“Exceptionally quiet and beautiful this time” – that’s how the experienced US expedition leader Garrett Madison described the trekking through the Khumbu region to the 6,814-meter-high Ama Dablam a week ago. And Swiss mountaineer Sophie Lavaud agreed: “Beautiful weather and no one around.” How calm it is currently in the region around Mount Everest can be guessed by looking at the short list of expeditions published yesterday, to which the Nepalese Ministry of Tourism has granted permits this fall season. On this list there are only seven expeditions with a total of 58 members for the whole season and all of Nepal.
Only two expedition teams in Khumbu
Two of these ventures – the expedition of the Royal Guard from Bahrain to Manaslu (8,163 meters) and the expedition of Nepalese mountaineers to Baruntse (7,129 meters) – have already been successfully completed. Himlung Himal (7,126 meters), for which two expeditions have been approved, is located in the Manaslu region and Gyalzen Peak (6,151 meters), the destination of a small group, is in the Jugal Massif northeast of Kathmandu. If one subtracts these two expeditions as well, only the two teams tackling Ama Dablam remain for the Khumbu region – with a total of 20 team members.
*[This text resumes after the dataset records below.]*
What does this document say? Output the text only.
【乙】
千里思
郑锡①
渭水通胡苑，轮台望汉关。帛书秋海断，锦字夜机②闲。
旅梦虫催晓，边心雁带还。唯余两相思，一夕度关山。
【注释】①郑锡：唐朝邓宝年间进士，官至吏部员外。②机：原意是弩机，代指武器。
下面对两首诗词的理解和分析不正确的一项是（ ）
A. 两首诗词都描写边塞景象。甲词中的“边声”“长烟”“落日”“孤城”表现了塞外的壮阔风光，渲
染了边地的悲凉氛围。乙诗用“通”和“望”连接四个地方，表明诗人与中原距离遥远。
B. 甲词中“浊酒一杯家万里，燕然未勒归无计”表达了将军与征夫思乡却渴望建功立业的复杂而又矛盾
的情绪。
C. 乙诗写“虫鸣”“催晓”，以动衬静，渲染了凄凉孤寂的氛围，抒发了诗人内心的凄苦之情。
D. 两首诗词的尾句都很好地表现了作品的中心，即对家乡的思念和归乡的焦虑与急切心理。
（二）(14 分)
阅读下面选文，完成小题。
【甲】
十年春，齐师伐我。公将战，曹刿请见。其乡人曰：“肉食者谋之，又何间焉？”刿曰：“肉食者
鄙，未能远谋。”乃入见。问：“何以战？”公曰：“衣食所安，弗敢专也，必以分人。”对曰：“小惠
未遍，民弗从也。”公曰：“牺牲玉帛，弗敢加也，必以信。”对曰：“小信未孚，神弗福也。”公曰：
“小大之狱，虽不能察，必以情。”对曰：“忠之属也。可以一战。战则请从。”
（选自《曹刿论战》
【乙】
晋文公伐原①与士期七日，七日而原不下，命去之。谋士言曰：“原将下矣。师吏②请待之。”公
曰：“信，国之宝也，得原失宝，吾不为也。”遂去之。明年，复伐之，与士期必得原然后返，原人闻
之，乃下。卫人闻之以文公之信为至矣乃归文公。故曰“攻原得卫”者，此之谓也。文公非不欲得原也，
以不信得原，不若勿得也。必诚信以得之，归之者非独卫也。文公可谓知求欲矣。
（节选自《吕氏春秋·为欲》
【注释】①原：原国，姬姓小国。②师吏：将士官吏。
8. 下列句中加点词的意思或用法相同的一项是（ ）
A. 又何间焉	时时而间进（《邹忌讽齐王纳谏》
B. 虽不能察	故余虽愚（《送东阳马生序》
No wonder that the mountaineers experience the Everest region as empty as rarely before. The number of trekking tourists is also likely to be low – given the continuing high number of corona infections in Nepal and the obligatory one-week hotel quarantine at the beginning of the stay. In the Himalayan state, more than 185,000 corona cases have been registered so far, more than 1,000 people died of COVID-19. And the number of unreported cases is likely to be high.
P.S.: On Ama Dablam, the route to Camp 3 at 6,200 meters has been secured with fixed ropes.
Update 6 November: The Austrian Lukas Furtenbach informed me that three small expedition teams from Furtenbach Adventures arrived in Kathmandu today and entered the obligatory hotel quarantine. Afterwards the teams want to try their hand at the six-thousanders Ama Dablam, Mera Peak and Nirekha.